Before Airbnb became a go-to for planning a quick trip, many people visited a bookstore. Of course, there were travel agencies, but if you wanted to travel on the cheap, you purchased a book to learn more about your destination. I know it sounds like ancient history, but the year was 1991, and people didn’t use the internet for everything yet.
My roommate and friend from college worked in a major publishing firm in New York City. She brought home a stack of free books from the extras cart (a perk of the job) and plopped them on our coffee table. As we looked them over, one particular volume piqued my interest. It was a book about romantic bed and breakfasts in New England. I had been dating my boyfriend (now husband) Tony for around nine months, and we were in the early stage of falling in love. It was almost Valentine’s Day, and I was dreaming about a romantic escape.
I was curious about the book, so I started leafing through the pages. As I read, I became really interested in a charming place in Jefferson, New Hampshire. It was pretty far north and near theWhite Mountains, but the description made it sound ideal. It was a restored farmhouse that boasted homemade quilts covering the beds, gourmet breakfasts, and a roaring fireplace in the living room. The nearby White mountains offered both downhill and cross-country skiing. I was a skier, and the slopes had tons of snow that winter. I had visions of a white wonderland and snuggling by the fire après ski. I pitched the trip to Tony, and he liked the idea. He was not a downhill skier, though, so we decided to try cross-country skiing instead. Neither of us had tried that before.

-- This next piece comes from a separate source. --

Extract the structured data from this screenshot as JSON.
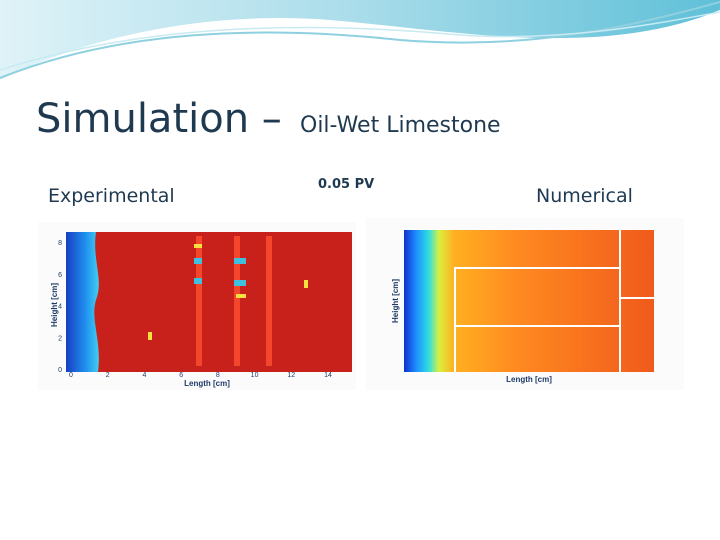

On the Friday of Valentine’s Day weekend, we drove our rental car six hours up to Jefferson. It started off well, we had fun talking about our work week and just catching up. But, as we got off the main highways and made our way onto the less-traveled roads, it became totally dark. Then we hit a blizzard. The snow started falling pretty heavily, and our conversation became tense. I could tell Tony was getting nervous about the weather, and we were still about an hour away from our destination. It was late, the roads were scary, and it was a stressful start to the weekend.
The next morning, the sun was up, and the rays glinted off the fresh blanket of snow. It was just as I had hoped. Our hosts were lovely, and the farmhouse was warm and inviting. At breakfast, they poured us piping hot coffee and served a delicious breakfast. I still remember that gigantic puffy pancake called a Dutch Baby.
Our host gave us directions to the ski rental shop. We rented equipment and grabbed a map for the cross-country trails nearby. I had my ski jacket and gloves, but Tony had never skied before. He jumped in the car right from work and didn’t pack anything waterproof. He used his tweed overcoat and Brooks Brothers leather gloves. We were cracking up. I asked him how he was going to manage without the right gear. He laughed and said he would be fine.
As we started on the trail (around 9:00 am) we never thought to buy water or snacks, we just parked our car and started our day. We were full after breakfast and only planned to ski until lunchtime. Several hours later, probably around 3:00 pm, we were lost, tired, and hungry. At least I wasn’t cold. By a stroke of good fortune, we met up with some skiers from the Amherst College cross country team. They were shocked when we told them that we were lost and didn’t pack provisions. I don’t know what they thought of Tony’s outfit or my fur headband that I thought was super cute at the time. We looked ridiculous. Tony thought it would be fun to call me Svetlana because of my headband, and I guess he must have called me that in front of the ski team. Next thing I knew, they were talking to me and calling me Svetlana too.
They helped us find our way and pointed us in the direction of the trail that would lead back to the trailhead. After trekking for hours up and down hills in the forest on those narrow skis, I began to lose hope. My will gave out, and I couldn’t take another step. In a dramatic moment, I collapsed on the ground and whimpered, “Leave me here. I can’t go on.” Tony just laughed and said, “Jeanine, get up the car is right there!” I sat up and saw the car we left that morning. We finally got back and got our equipment off. Then we laughed so hard we stopped breathing. The hunger from not eating since breakfast and basically burning a million calories that day led us to a local diner just down the road.
The waitress asked us what we wanted. We ordered five or six appetizers and two dinner platters. She looked amazed, but we ate it ALL. That weekend was our first attempt as spending time as a new couple. It had its highs and low, but that trip bonded us. Luckily we didn’t break up. Instead, we laughed and were grateful that we made it out of the forest in one piece. It has become a legend in our book of stories about our life together and it reminds us of why we love each other so much. We were just two crazy kids trying to figure out if we had what it took to make our relationship last.
We tell that story to our friends and our kids and still laugh so hard we can hardly breathe. “What were we thinking? What were we wearing? Why didn’t we pack snacks? The shrieks of laughter bring us to tears. We still have a sense of adventure, and we love to explore, but from now on, we bring drinks and snacks.